We are all familiar with index investing (think passive management), and indices are market-cap weighted, why though?, companies with high prices (think FANG stocks) are given higher weights and cheaper companies are given lower weights, buy high sell low? May seem a bit counter-intuitive to some, which I think gave birth to the concept of 'factor investing' and smart beta in addition to dissatisfaction with traditional active-passive approaches. Someone wanted a middle ground. Thus, in a smart beta strategy, portfolio holdings are distributed not using its market cap, but using some factors. A 'factor' is simply an attribute that may drive risk or returns like beta, value, size, price momentum and low risk among others. For example, stocks of companies that generate superior profits, strong balance sheets, and stable cash flows are considered high quality, and tend to outperform the market over time, which could be some of the factors.
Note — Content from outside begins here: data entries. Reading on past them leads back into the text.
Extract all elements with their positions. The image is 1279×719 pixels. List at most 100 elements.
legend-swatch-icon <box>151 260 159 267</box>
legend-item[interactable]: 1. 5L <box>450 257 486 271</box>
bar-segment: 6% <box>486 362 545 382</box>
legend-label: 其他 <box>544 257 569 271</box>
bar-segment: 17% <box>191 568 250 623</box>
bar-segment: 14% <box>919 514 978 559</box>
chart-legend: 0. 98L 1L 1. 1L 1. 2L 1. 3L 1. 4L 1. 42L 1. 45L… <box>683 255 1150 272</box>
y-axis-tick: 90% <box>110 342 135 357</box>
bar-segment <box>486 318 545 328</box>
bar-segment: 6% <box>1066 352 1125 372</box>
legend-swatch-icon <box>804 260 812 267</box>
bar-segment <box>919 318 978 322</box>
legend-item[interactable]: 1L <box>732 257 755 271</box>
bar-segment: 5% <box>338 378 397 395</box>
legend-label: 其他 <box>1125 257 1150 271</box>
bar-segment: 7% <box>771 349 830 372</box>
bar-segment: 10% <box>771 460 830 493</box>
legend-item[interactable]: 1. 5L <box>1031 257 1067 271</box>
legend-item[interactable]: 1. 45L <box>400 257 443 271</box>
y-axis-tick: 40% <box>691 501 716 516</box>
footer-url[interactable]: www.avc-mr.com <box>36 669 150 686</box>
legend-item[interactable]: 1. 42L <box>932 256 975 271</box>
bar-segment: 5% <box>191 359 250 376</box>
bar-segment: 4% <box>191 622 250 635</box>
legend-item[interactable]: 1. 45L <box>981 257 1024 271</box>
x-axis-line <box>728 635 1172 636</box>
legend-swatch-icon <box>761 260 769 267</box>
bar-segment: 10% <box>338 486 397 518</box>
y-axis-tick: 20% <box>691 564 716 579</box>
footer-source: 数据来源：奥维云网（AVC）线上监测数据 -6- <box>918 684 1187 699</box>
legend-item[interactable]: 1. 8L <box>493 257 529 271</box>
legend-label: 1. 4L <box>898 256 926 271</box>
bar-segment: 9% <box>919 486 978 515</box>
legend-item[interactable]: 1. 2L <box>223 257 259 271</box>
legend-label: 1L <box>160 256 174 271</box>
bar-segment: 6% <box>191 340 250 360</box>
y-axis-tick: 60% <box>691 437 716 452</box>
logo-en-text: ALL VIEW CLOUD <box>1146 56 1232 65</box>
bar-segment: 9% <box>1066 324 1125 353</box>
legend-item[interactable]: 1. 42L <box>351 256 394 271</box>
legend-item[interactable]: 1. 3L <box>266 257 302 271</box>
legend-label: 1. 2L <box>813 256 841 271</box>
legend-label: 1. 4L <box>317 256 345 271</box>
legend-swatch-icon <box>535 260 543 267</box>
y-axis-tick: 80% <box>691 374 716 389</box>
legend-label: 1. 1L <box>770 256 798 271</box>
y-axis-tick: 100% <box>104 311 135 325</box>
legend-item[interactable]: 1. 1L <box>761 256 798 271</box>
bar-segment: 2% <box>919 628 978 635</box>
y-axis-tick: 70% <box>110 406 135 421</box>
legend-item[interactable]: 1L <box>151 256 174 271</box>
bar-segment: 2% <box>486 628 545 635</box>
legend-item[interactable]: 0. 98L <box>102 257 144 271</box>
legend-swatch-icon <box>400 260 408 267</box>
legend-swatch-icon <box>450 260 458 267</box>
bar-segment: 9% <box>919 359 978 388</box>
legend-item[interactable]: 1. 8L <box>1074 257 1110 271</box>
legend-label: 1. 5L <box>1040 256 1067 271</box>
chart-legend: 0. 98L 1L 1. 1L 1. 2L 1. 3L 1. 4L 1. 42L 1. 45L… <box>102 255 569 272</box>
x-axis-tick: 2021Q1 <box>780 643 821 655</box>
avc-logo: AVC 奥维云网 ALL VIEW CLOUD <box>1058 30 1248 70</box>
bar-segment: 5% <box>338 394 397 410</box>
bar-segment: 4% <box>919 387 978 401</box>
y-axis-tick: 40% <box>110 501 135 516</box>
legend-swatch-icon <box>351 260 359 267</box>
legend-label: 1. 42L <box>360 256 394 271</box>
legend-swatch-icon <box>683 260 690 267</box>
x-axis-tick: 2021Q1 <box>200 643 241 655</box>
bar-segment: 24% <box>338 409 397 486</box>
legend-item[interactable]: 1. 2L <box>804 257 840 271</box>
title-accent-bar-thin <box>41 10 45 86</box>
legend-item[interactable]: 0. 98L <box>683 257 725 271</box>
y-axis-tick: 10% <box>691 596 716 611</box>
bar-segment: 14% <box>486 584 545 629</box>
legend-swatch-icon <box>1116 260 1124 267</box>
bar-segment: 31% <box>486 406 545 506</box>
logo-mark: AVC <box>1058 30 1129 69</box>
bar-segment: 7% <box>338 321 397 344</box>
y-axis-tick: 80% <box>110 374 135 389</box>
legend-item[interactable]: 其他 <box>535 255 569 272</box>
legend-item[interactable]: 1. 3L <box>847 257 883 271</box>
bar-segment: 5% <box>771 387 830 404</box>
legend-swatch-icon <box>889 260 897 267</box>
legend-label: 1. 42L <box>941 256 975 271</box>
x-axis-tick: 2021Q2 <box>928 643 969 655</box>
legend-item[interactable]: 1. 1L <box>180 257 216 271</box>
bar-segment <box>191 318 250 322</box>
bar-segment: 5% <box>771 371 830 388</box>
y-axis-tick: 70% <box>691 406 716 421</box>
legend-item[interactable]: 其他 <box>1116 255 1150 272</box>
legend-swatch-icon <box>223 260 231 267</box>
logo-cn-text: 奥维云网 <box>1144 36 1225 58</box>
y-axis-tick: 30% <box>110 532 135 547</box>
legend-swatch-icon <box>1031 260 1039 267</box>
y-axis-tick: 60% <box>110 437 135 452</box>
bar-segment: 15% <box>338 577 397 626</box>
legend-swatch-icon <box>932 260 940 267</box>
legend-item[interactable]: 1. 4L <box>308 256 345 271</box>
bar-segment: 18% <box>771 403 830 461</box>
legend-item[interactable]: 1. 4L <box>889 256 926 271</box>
An example of such a fund is the S&P 500 low volatility fund which is exactly what it sounds like. They mechanically follow indices and change weighting approaches which is still cheaper than actively managed funds.
Seems like a simple good strategy. But with simple comes consequences, these strategies can over-simplify the portfolio construction process. Managers need to ensure that the appropriate factors are carefully implemented with underlying economic rationale: beware the poorly constructed portfolio.
Finally, if a strategy that blends components of active and passive investing appeals to you, you might want to consider investing in smart beta strategies. Before investing, be sure to read the fund’s prospectus carefully to ensure you understand the risks fully.